A Memory-Efficient Grey Wolf Optimization Algorithm and Its Performance Evaluation in High-Dimensional Problems

The Gray Wolf Optimization Algorithm is widely applied to continuous optimization problems due to its simple structure and strong global search capability. However, in high-dimensional scenarios, it often faces issues of high memory consumption and reduced convergence efficiency. This paper proposes a memory-efficient Gray Wolf Optimization algorithm that reduces the algorithm's space complexity by minimizing intermediate state storage during individual updates and simplifying the leader individual update strategy. To validate its effectiveness, comprehensive experiments were conducted on over 20 classic continuous benchmark functions across 30 to 100 dimensions.
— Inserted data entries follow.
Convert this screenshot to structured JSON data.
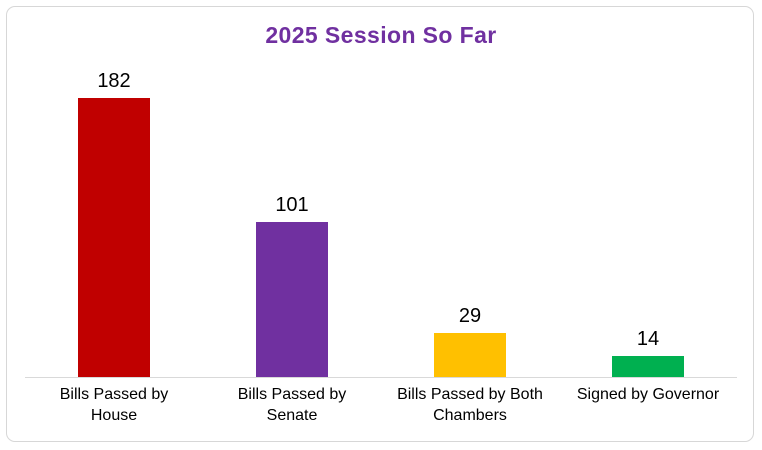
{
  "chart_data": {
    "type": "bar",
    "title": "2025 Session So Far",
    "categories": [
      "Bills Passed by House",
      "Bills Passed by Senate",
      "Bills Passed by Both Chambers",
      "Signed by Governor"
    ],
    "category_label_lines": [
      [
        "Bills Passed by",
        "House"
      ],
      [
        "Bills Passed by",
        "Senate"
      ],
      [
        "Bills Passed by Both",
        "Chambers"
      ],
      [
        "Signed by Governor"
      ]
    ],
    "values": [
      182,
      101,
      29,
      14
    ],
    "data_labels": [
      "182",
      "101",
      "29",
      "14"
    ],
    "bar_colors": [
      "#C00000",
      "#7030A0",
      "#FFC000",
      "#00B050"
    ],
    "xlabel": "",
    "ylabel": "",
    "ylim": [
      0,
      200
    ],
    "grid": false,
    "legend": false,
    "data_labels_position": "above-bars",
    "axis_shown": "x-only"
  },
  "style": {
    "title_color": "#7030A0",
    "axis_line_color": "#D9D9D9",
    "frame_border_color": "#D7D7D7",
    "label_color": "#000000",
    "background_color": "#FFFFFF"
  }
}
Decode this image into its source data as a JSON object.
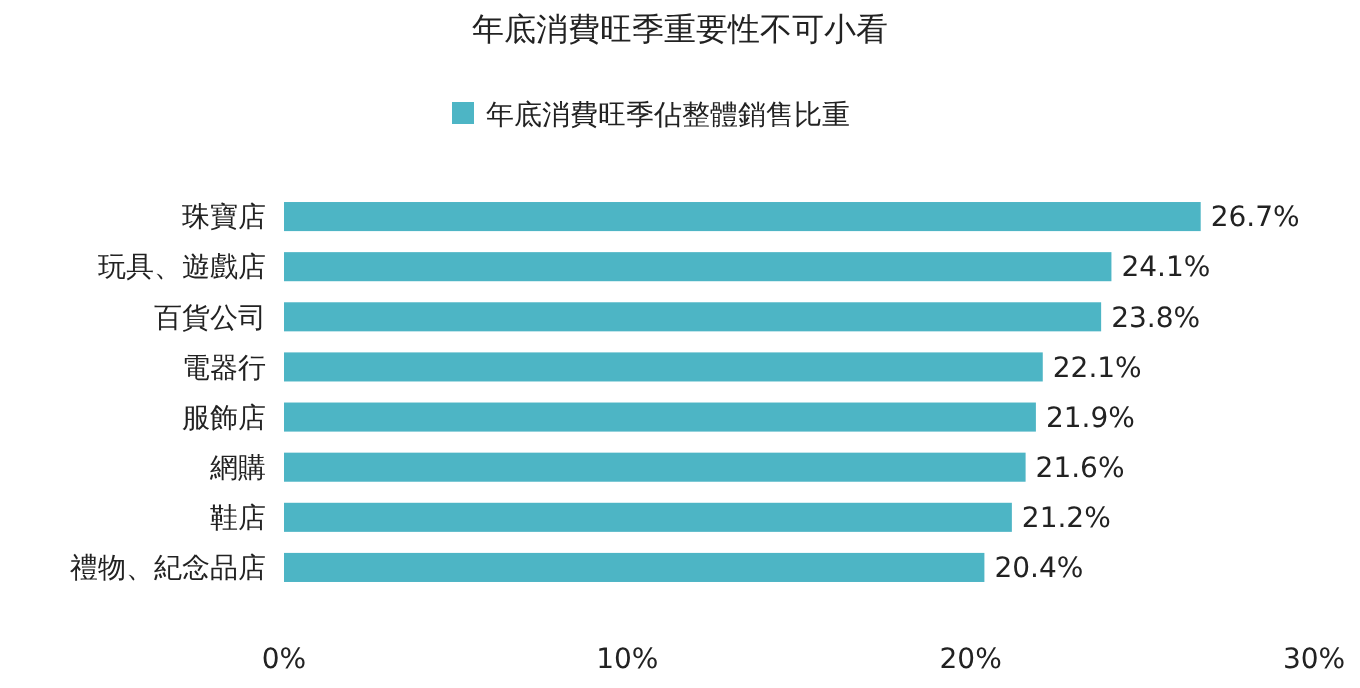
{
  "chart_data": {
    "type": "bar",
    "orientation": "horizontal",
    "title": "年底消費旺季重要性不可小看",
    "categories": [
      "珠寶店",
      "玩具、遊戲店",
      "百貨公司",
      "電器行",
      "服飾店",
      "網購",
      "鞋店",
      "禮物、紀念品店"
    ],
    "series": [
      {
        "name": "年底消費旺季佔整體銷售比重",
        "color": "#4db5c5",
        "values": [
          26.7,
          24.1,
          23.8,
          22.1,
          21.9,
          21.6,
          21.2,
          20.4
        ]
      }
    ],
    "value_labels": [
      "26.7%",
      "24.1%",
      "23.8%",
      "22.1%",
      "21.9%",
      "21.6%",
      "21.2%",
      "20.4%"
    ],
    "xlim": [
      0,
      30
    ],
    "xticks": [
      {
        "value": 0,
        "label": "0%"
      },
      {
        "value": 10,
        "label": "10%"
      },
      {
        "value": 20,
        "label": "20%"
      },
      {
        "value": 30,
        "label": "30%"
      }
    ],
    "grid": false,
    "legend": "top"
  }
}
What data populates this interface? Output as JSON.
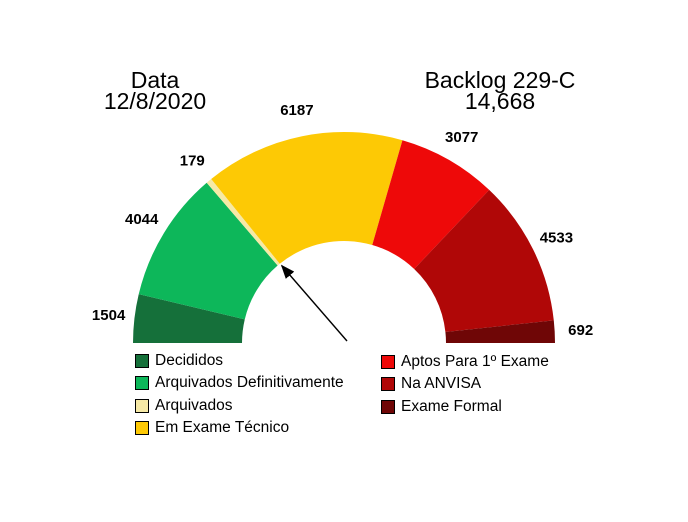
{
  "titles": {
    "left": {
      "line1": "Data",
      "line2": "12/8/2020"
    },
    "right": {
      "line1": "Backlog 229-C",
      "line2": "14,668"
    }
  },
  "chart_data": {
    "type": "pie",
    "variant": "half-donut-gauge",
    "title_left": "Data 12/8/2020",
    "title_right": "Backlog 229-C 14,668",
    "start_angle_deg": 180,
    "end_angle_deg": 0,
    "segments": [
      {
        "label": "Decididos",
        "value": 1504,
        "color": "#15703a"
      },
      {
        "label": "Arquivados Definitivamente",
        "value": 4044,
        "color": "#0db75a"
      },
      {
        "label": "Arquivados",
        "value": 179,
        "color": "#f6e9a6"
      },
      {
        "label": "Em Exame Técnico",
        "value": 6187,
        "color": "#fdc905"
      },
      {
        "label": "Aptos Para 1º Exame",
        "value": 3077,
        "color": "#ee0909"
      },
      {
        "label": "Na ANVISA",
        "value": 4533,
        "color": "#b00707"
      },
      {
        "label": "Exame Formal",
        "value": 692,
        "color": "#6f0606"
      }
    ],
    "legend_position": "bottom-two-columns",
    "legend_columns": [
      [
        0,
        1,
        2,
        3
      ],
      [
        4,
        5,
        6
      ]
    ],
    "annotation": {
      "type": "arrow",
      "description": "arrow pointing to inner boundary between Arquivados and Em Exame Técnico",
      "boundary_after_label": "Arquivados",
      "color": "#000000"
    }
  }
}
Experimental results demonstrate that the improved algorithm achieves 20%–35% faster convergence while reducing peak memory consumption by approximately 30%. Stability assessments reveal a consistent reduction in solution variance under high-dimensional complex landscapes. Furthermore, parameter sensitivity analysis confirms the algorithm's robustness to changes in contraction and weighting factors. A real-world antenna array synthesis task further validates its practical performance, achieving notable improvements in pattern stability and memory efficiency. These findings indicate that the proposed method not only enhances search effectiveness but also provides substantial memory benefits, making it highly suitable for resource-constrained or large-scale optimization tasks in real engineering contexts.